Избавление от болезней, от крайних бедствий, от тяготевшего издревле божьего гнева бывало найдено благодаря исступлению, появившемуся откуда-то в некоторых родах и дававшему прорицание тем, {E} кому это требовалось. Исступление заставляло прибегать к молитвам и служению богам, отчего удостоивалось очищения и посвящения в таинства и тем ограждало от напастей и на нынешнее и на будущее время того, кем овладевало, и приносило избавление от нынешних зол подлинно {245} исступленным и одержимым.
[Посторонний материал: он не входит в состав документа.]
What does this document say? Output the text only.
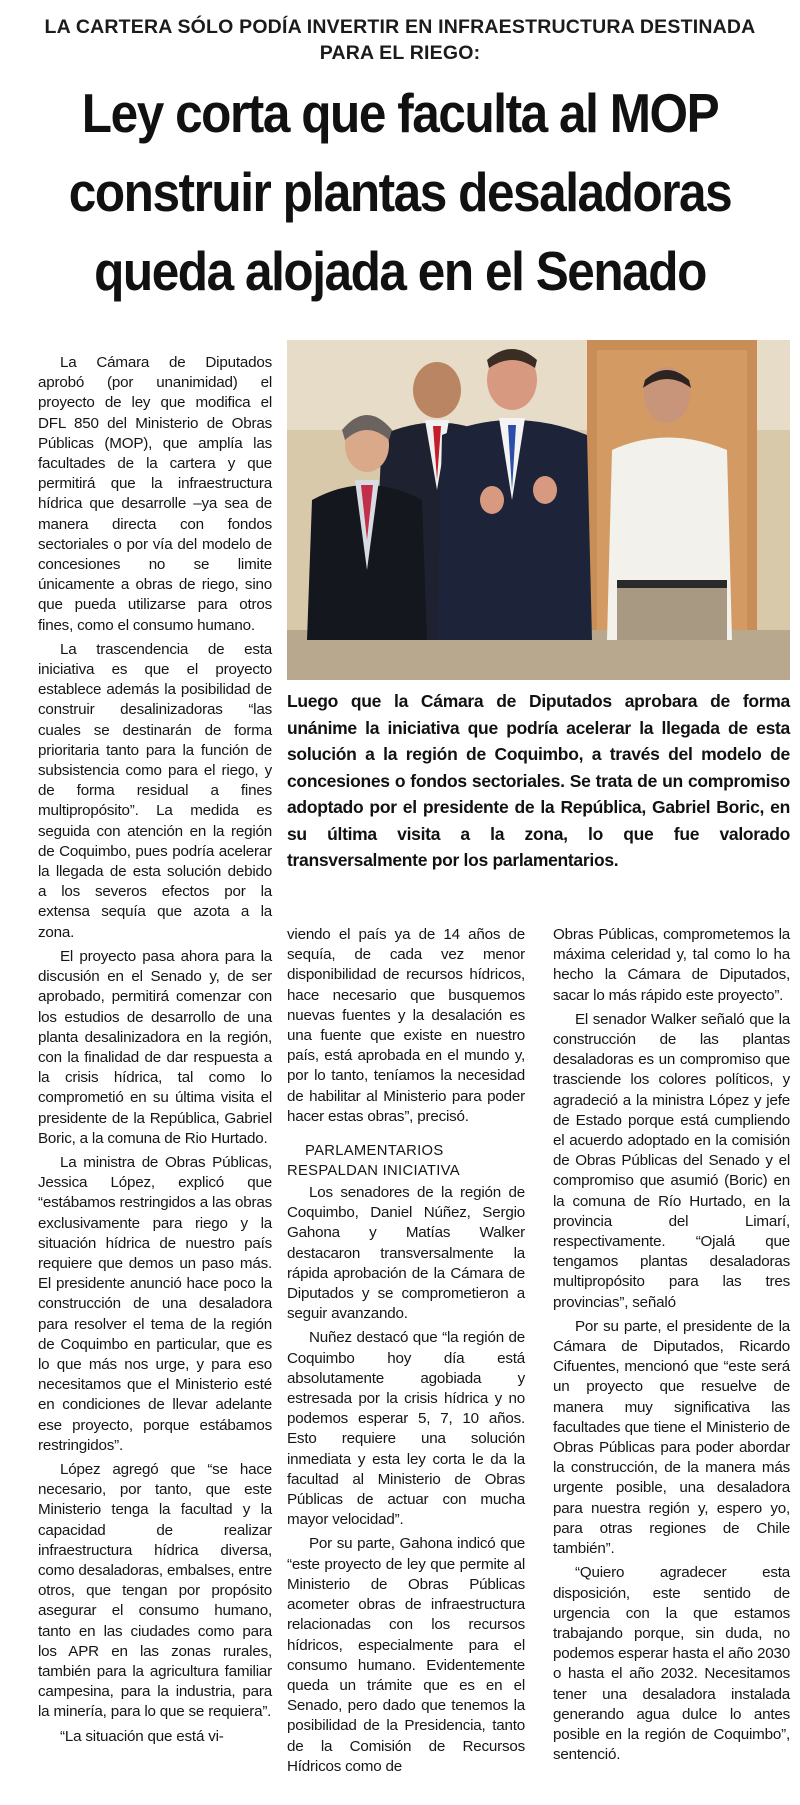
LA CARTERA SÓLO PODÍA INVERTIR EN INFRAESTRUCTURA DESTINADA PARA EL RIEGO:
Ley corta que faculta al MOP
construir plantas desaladoras
queda alojada en el Senado

La Cámara de Diputados aprobó (por unanimidad) el proyecto de ley que modifica el DFL 850 del Ministerio de Obras Públicas (MOP), que amplía las facultades de la cartera y que permitirá que la infraestructura hídrica que desarrolle –ya sea de manera directa con fondos sectoriales o por vía del modelo de concesiones no se limite únicamente a obras de riego, sino que pueda utilizarse para otros fines, como el consumo humano.

La trascendencia de esta iniciativa es que el proyecto establece además la posibilidad de construir desalinizadoras “las cuales se destinarán de forma prioritaria tanto para la función de subsistencia como para el riego, y de forma residual a fines multipropósito”. La medida es seguida con atención en la región de Coquimbo, pues podría acelerar la llegada de esta solución debido a los severos efectos por la extensa sequía que azota a la zona.

El proyecto pasa ahora para la discusión en el Senado y, de ser aprobado, permitirá comenzar con los estudios de desarrollo de una planta desalinizadora en la región, con la finalidad de dar respuesta a la crisis hídrica, tal como lo comprometió en su última visita el presidente de la República, Gabriel Boric, a la comuna de Rio Hurtado.

La ministra de Obras Públicas, Jessica López, explicó que “estábamos restringidos a las obras exclusivamente para riego y la situación hídrica de nuestro país requiere que demos un paso más. El presidente anunció hace poco la construcción de una desaladora para resolver el tema de la región de Coquimbo en particular, que es lo que más nos urge, y para eso necesitamos que el Ministerio esté en condiciones de llevar adelante ese proyecto, porque estábamos restringidos”.

López agregó que “se hace necesario, por tanto, que este Ministerio tenga la facultad y la capacidad de realizar infraestructura hídrica diversa, como desaladoras, embalses, entre otros, que tengan por propósito asegurar el consumo humano, tanto en las ciudades como para los APR en las zonas rurales, también para la agricultura familiar campesina, para la industria, para la minería, para lo que se requiera”.

“La situación que está vi-

Luego que la Cámara de Diputados aprobara de forma unánime la iniciativa que podría acelerar la llegada de esta solución a la región de Coquimbo, a través del modelo de concesiones o fondos sectoriales. Se trata de un compromiso adoptado por el presidente de la República, Gabriel Boric, en su última visita a la zona, lo que fue valorado transversalmente por los parlamentarios.

viendo el país ya de 14 años de sequía, de cada vez menor disponibilidad de recursos hídricos, hace necesario que busquemos nuevas fuentes y la desalación es una fuente que existe en nuestro país, está aprobada en el mundo y, por lo tanto, teníamos la necesidad de habilitar al Ministerio para poder hacer estas obras”, precisó.

PARLAMENTARIOS RESPALDAN INICIATIVA

Los senadores de la región de Coquimbo, Daniel Núñez, Sergio Gahona y Matías Walker destacaron transversalmente la rápida aprobación de la Cámara de Diputados y se comprometieron a seguir avanzando.

Nuñez destacó que “la región de Coquimbo hoy día está absolutamente agobiada y estresada por la crisis hídrica y no podemos esperar 5, 7, 10 años. Esto requiere una solución inmediata y esta ley corta le da la facultad al Ministerio de Obras Públicas de actuar con mucha mayor velocidad”.

Por su parte, Gahona indicó que “este proyecto de ley que permite al Ministerio de Obras Públicas acometer obras de infraestructura relacionadas con los recursos hídricos, especialmente para el consumo humano. Evidentemente queda un trámite que es en el Senado, pero dado que tenemos la posibilidad de la Presidencia, tanto de la Comisión de Recursos Hídricos como de

Obras Públicas, comprometemos la máxima celeridad y, tal como lo ha hecho la Cámara de Diputados, sacar lo más rápido este proyecto”.

El senador Walker señaló que la construcción de las plantas desaladoras es un compromiso que trasciende los colores políticos, y agradeció a la ministra López y jefe de Estado porque está cumpliendo el acuerdo adoptado en la comisión de Obras Públicas del Senado y el compromiso que asumió (Boric) en la comuna de Río Hurtado, en la provincia del Limarí, respectivamente. “Ojalá que tengamos plantas desaladoras multipropósito para las tres provincias”, señaló

Por su parte, el presidente de la Cámara de Diputados, Ricardo Cifuentes, mencionó que “este será un proyecto que resuelve de manera muy significativa las facultades que tiene el Ministerio de Obras Públicas para poder abordar la construcción, de la manera más urgente posible, una desaladora para nuestra región y, espero yo, para otras regiones de Chile también”.

“Quiero agradecer esta disposición, este sentido de urgencia con la que estamos trabajando porque, sin duda, no podemos esperar hasta el año 2030 o hasta el año 2032. Necesitamos tener una desaladora instalada generando agua dulce lo antes posible en la región de Coquimbo”, sentenció.
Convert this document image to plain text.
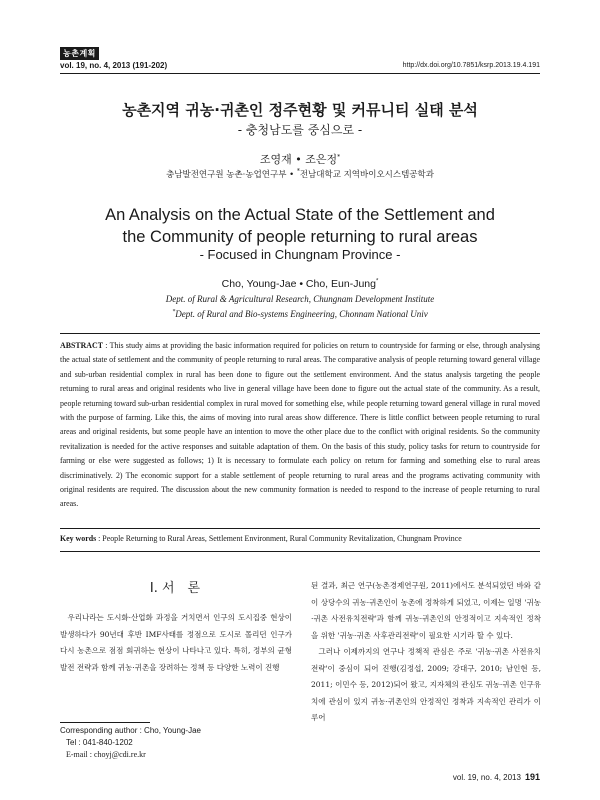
농촌계획
vol. 19, no. 4, 2013 (191-202)	http://dx.doi.org/10.7851/ksrp.2013.19.4.191
농촌지역 귀농·귀촌인 정주현황 및 커뮤니티 실태 분석
- 충청남도를 중심으로 -
조영재 • 조은정*
충남발전연구원 농촌·농업연구부 • *전남대학교 지역바이오시스템공학과
An Analysis on the Actual State of the Settlement and
the Community of people returning to rural areas
- Focused in Chungnam Province -
Cho, Young-Jae • Cho, Eun-Jung*
Dept. of Rural & Agricultural Research, Chungnam Development Institute
*Dept. of Rural and Bio-systems Engineering, Chonnam National Univ
ABSTRACT : This study aims at providing the basic information required for policies on return to countryside for farming or else, through analysing the actual state of settlement and the community of people returning to rural areas. The comparative analysis of people returning toward general village and sub-urban residential complex in rural has been done to figure out the settlement environment. And the status analysis targeting the people returning to rural areas and original residents who live in general village have been done to figure out the actual state of the community. As a result, people returning toward sub-urban residential complex in rural moved for something else, while people returning toward general village in rural moved with the purpose of farming. Like this, the aims of moving into rural areas show difference. There is little conflict between people returning to rural areas and original residents, but some people have an intention to move the other place due to the conflict with original residents. So the community revitalization is needed for the active responses and suitable adaptation of them. On the basis of this study, policy tasks for return to countryside for farming or else were suggested as follows; 1) It is necessary to formulate each policy on return for farming and something else to rural areas discriminatively. 2) The economic support for a stable settlement of people returning to rural areas and the programs activating community with original residents are required. The discussion about the new community formation is needed to respond to the increase of people returning to rural areas.
Key words : People Returning to Rural Areas, Settlement Environment, Rural Community Revitalization, Chungnam Province
I. 서　론

우리나라는 도시화·산업화 과정을 거치면서 인구의 도시집중 현상이 발생하다가 90년대 후반 IMF사태를 정점으로 도시로 몰리던 인구가 다시 농촌으로 점점 회귀하는 현상이 나타나고 있다. 특히, 정부의 균형발전 전략과 함께 귀농·귀촌을 장려하는 정책 등 다양한 노력이 진행

된 결과, 최근 연구(농촌경제연구원, 2011)에서도 분석되었던 바와 같이 상당수의 귀농·귀촌인이 농촌에 정착하게 되었고, 이제는 일명 '귀농·귀촌 사전유치전략'과 함께 귀농·귀촌인의 안정적이고 지속적인 정착을 위한 '귀농·귀촌 사후관리전략'이 필요한 시기라 할 수 있다.

그러나 이제까지의 연구나 정책적 관심은 주로 '귀농·귀촌 사전유치전략'이 중심이 되어 진행(김정섭, 2009; 강대구, 2010; 남인현 등, 2011; 이민수 등, 2012)되어 왔고, 지자체의 관심도 귀농·귀촌 인구유치에 관심이 있지 귀농·귀촌인의 안정적인 정착과 지속적인 관리가 이루어

Corresponding author : Cho, Young-Jae
Tel : 041-840-1202
E-mail : choyj@cdi.re.kr
vol. 19, no. 4, 2013 191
Третий вид одержимости и исступления — от Муз, оно охватывает нежную и непорочную душу, пробуждает ее, заставляет излить вакхический восторг в песнопениях и в иных родах поэзии и, украшая несчетное множество деяний предков, воспитывает потомков. Кто же без ниспосланного Музами исступления подходит к порогу творчества, в уверенности, что благодаря одной сноровке станет изрядным поэтом, тот немощен, и все созданное человеком здравомыслящим затмится творениями исступленных.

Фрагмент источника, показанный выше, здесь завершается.